Posteriormente, en la vía incidental, su indicada exesposa solicitó la división y partición de bienes gananciales entre ambos; donde el Juez de la causa, por Auto Definitivo 55/2017 de 24 de febrero, declaró como bien ganancial y común un vehículo y la deuda contraída por ambas partes con el Banco Ganadero Sociedad Anónima (S.A.), sugiriéndose la proposición de la forma de división del motorizado y el pago del compromiso; sin embargo, el nuevo titular de la causa, por Auto de 1 de septiembre de 2017, modificó el fallo anterior, disponiendo la entrega del motorizado a la incidentista y que esta cumpla con las cuotas mensuales restantes al aludido Banco, hecho que resulta perjudicial para ambas partes, por tener que esperar años para recién ejecutar la venta del bien ganancial para la división correspondiente.

Ante ello, planteó recurso de apelación contra el referido fallo, bajo el argumento que no era viable la entrega de un bien a la incidentista solo con el afán de lograr que la misma disponga de dicho vehículo sin resultado alguno para el proceso mismo, porque solo generaría una dilación innecesaria en la ejecución del fallo principal, es decir, la ejecución del Auto Definitivo 55/2017; recurso que fue resuelto por Auto de Vista 179/2018 de 7 de septiembre, pronunciado por los Vocales ahora demandados, el cual revocó parcialmente el fallo apelado, señalando que la autoridad judicial no obró correctamente vulnerando el          art. 176.II del Código de las Familias y del Proceso Familiar (CFPF), disponiendo que el automóvil pase a su poder, porque su persona continuaba cubriendo la obligación contraída con el Banco en forma unilateral, es decir, con recursos propios, desde la ejecutoria de la resolución del proceso de divorcio, donde se declaró la desvinculación matrimonial cuyo Auto de Vista se dictó el 2 de junio de 2014, cuando por documentación adjunta al propio expediente, tanto en la demanda y la reconvención se llegó a establecer que desde el 21 de diciembre de 2012, ya no existía una convivencia común entre ambos esposos, existiendo una desvinculación de hecho.

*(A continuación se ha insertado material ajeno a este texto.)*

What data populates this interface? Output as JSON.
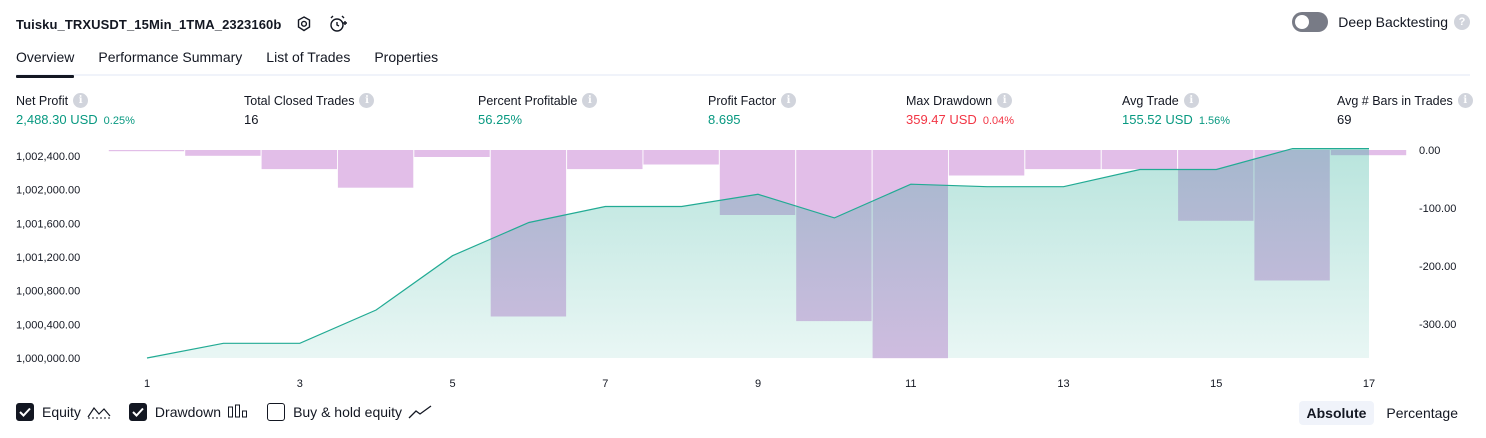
{
  "header": {
    "strategy_name": "Tuisku_TRXUSDT_15Min_1TMA_2323160b",
    "deep_backtesting_label": "Deep Backtesting",
    "help_glyph": "?"
  },
  "tabs": [
    {
      "label": "Overview",
      "active": true
    },
    {
      "label": "Performance Summary",
      "active": false
    },
    {
      "label": "List of Trades",
      "active": false
    },
    {
      "label": "Properties",
      "active": false
    }
  ],
  "stats": [
    {
      "label": "Net Profit",
      "value": "2,488.30 USD",
      "sub": "0.25%",
      "tone": "pos"
    },
    {
      "label": "Total Closed Trades",
      "value": "16",
      "sub": "",
      "tone": "neutral"
    },
    {
      "label": "Percent Profitable",
      "value": "56.25%",
      "sub": "",
      "tone": "pos"
    },
    {
      "label": "Profit Factor",
      "value": "8.695",
      "sub": "",
      "tone": "pos"
    },
    {
      "label": "Max Drawdown",
      "value": "359.47 USD",
      "sub": "0.04%",
      "tone": "neg"
    },
    {
      "label": "Avg Trade",
      "value": "155.52 USD",
      "sub": "1.56%",
      "tone": "pos"
    },
    {
      "label": "Avg # Bars in Trades",
      "value": "69",
      "sub": "",
      "tone": "neutral"
    }
  ],
  "info_glyph": "i",
  "chart_data": {
    "type": "area",
    "x": [
      1,
      2,
      3,
      4,
      5,
      6,
      7,
      8,
      9,
      10,
      11,
      12,
      13,
      14,
      15,
      16,
      17
    ],
    "x_ticks": [
      "1",
      "3",
      "5",
      "7",
      "9",
      "11",
      "13",
      "15",
      "17"
    ],
    "left_axis": {
      "ticks": [
        "1,000,000.00",
        "1,000,400.00",
        "1,000,800.00",
        "1,001,200.00",
        "1,001,600.00",
        "1,002,000.00",
        "1,002,400.00"
      ],
      "range": [
        1000000,
        1002500
      ]
    },
    "right_axis": {
      "ticks": [
        "0.00",
        "-100.00",
        "-200.00",
        "-300.00"
      ],
      "range": [
        0,
        -360
      ]
    },
    "series": [
      {
        "name": "Equity",
        "axis": "left",
        "values": [
          1000000,
          1000175,
          1000175,
          1000570,
          1001215,
          1001610,
          1001800,
          1001800,
          1001945,
          1001665,
          1002065,
          1002035,
          1002035,
          1002240,
          1002240,
          1002488,
          1002488
        ],
        "color": "#22ab94"
      },
      {
        "name": "Drawdown",
        "axis": "right",
        "values": [
          -2,
          -10,
          -33,
          -65,
          -12,
          -287,
          -33,
          -25,
          -112,
          -295,
          -359,
          -44,
          -33,
          -33,
          -122,
          -225,
          -9
        ],
        "color": "#ce93d8"
      }
    ]
  },
  "legend": [
    {
      "label": "Equity",
      "checked": true,
      "glyph": "equity-icon"
    },
    {
      "label": "Drawdown",
      "checked": true,
      "glyph": "drawdown-icon"
    },
    {
      "label": "Buy & hold equity",
      "checked": false,
      "glyph": "buy-hold-icon"
    }
  ],
  "mode": {
    "absolute_label": "Absolute",
    "percentage_label": "Percentage",
    "selected": "Absolute"
  }
}
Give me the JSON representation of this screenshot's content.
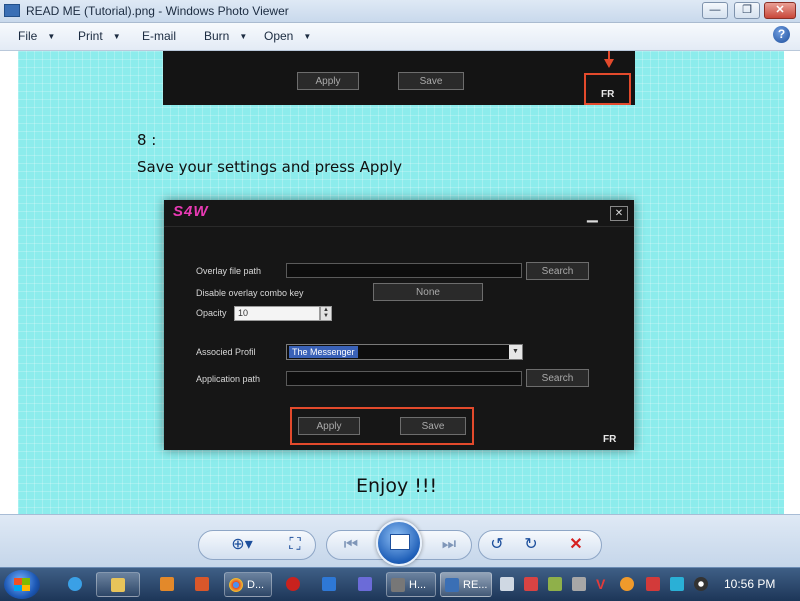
{
  "window": {
    "title": "READ ME (Tutorial).png - Windows Photo Viewer",
    "buttons": {
      "minimize": "—",
      "maximize": "❐",
      "close": "✕"
    }
  },
  "menu": {
    "items": [
      "File",
      "Print",
      "E-mail",
      "Burn",
      "Open"
    ],
    "help_icon": "?"
  },
  "tutorial": {
    "top_snippet": {
      "apply": "Apply",
      "save": "Save",
      "fr": "FR"
    },
    "step_number": "8 :",
    "step_text": "Save your settings and press Apply",
    "dialog": {
      "logo": "S4W",
      "overlay_label": "Overlay file path",
      "overlay_search": "Search",
      "disable_label": "Disable overlay combo key",
      "disable_value": "None",
      "opacity_label": "Opacity",
      "opacity_value": "10",
      "profile_label": "Associed Profil",
      "profile_value": "The Messenger",
      "apppath_label": "Application path",
      "apppath_search": "Search",
      "apply": "Apply",
      "save": "Save",
      "fr": "FR"
    },
    "closing_text": "Enjoy !!!"
  },
  "controls": {
    "icons": [
      "zoom-icon",
      "actual-size-icon",
      "previous-icon",
      "slideshow-icon",
      "next-icon",
      "rotate-left-icon",
      "rotate-right-icon",
      "delete-icon"
    ]
  },
  "taskbar": {
    "items": [
      {
        "label": "D...",
        "icon": "chrome-icon"
      },
      {
        "label": "H...",
        "icon": "app-icon"
      },
      {
        "label": "RE...",
        "icon": "photo-viewer-icon"
      }
    ],
    "clock": "10:56 PM"
  },
  "colors": {
    "accent": "#1d4f9c",
    "highlight_red": "#e34a2c",
    "background_cyan": "#8cecec"
  }
}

Asimismo, el referido Auto de Vista ahora impugnado, también dispuso devolver a la incidentista Carla Ivanna Espinoza Mendizábal el 50% del monto total cancelado al Banco Ganadero S.A. durante la vigencia del vínculo matrimonial o adquisición de la deuda, hasta la disolución del mismo, es decir hasta el 2 de junio de 2014, por haber cubierto hasta esa fecha con recursos de la comunidad ganancial; utilizando el término “devolver” como si su excónyuge hubiera aportado para el pago común del vehículo, cosa que no ocurrió, no obstante que el art. 190 del CFPF, reconoce la presunción de ganancialidad, empero, en el proceso de divorcio ya existió una separación de hecho que fue demostrada, la cual, terminó la sociedad ganancial. Por otra parte el fallo ahora cuestionado, refiere que la restitución debía ser calculada hasta el 2 de junio 2014, fecha en la que se disolvió el vínculo familiar, cuando como se dijo anteriormente desde el 21 de diciembre de 2012 ya no había convivencia común entre esposos, situación que va ligada justamente a la necesidad de entenderse que los pagos posteriores a la separación de cuerpos, ya resultaban ser recursos propios de su persona.

Aclaró que no se discute mediante la presente acción tutelar, la ganancialidad o no del vehículo en cuestión, sino simplemente que los pagos realizados desde la separación representan ser cancelaciones que no responden a la sociedad ganancial, sino a un esfuerzo personal, por consiguiente, estos no pueden estar sujetos a una devolución, más al contrario se debería aclarar el motivo del por qué la incidentista no tiene que asumir la responsabilidad del pago de la deuda que fue determinada por el Auto Definitivo 55/2017.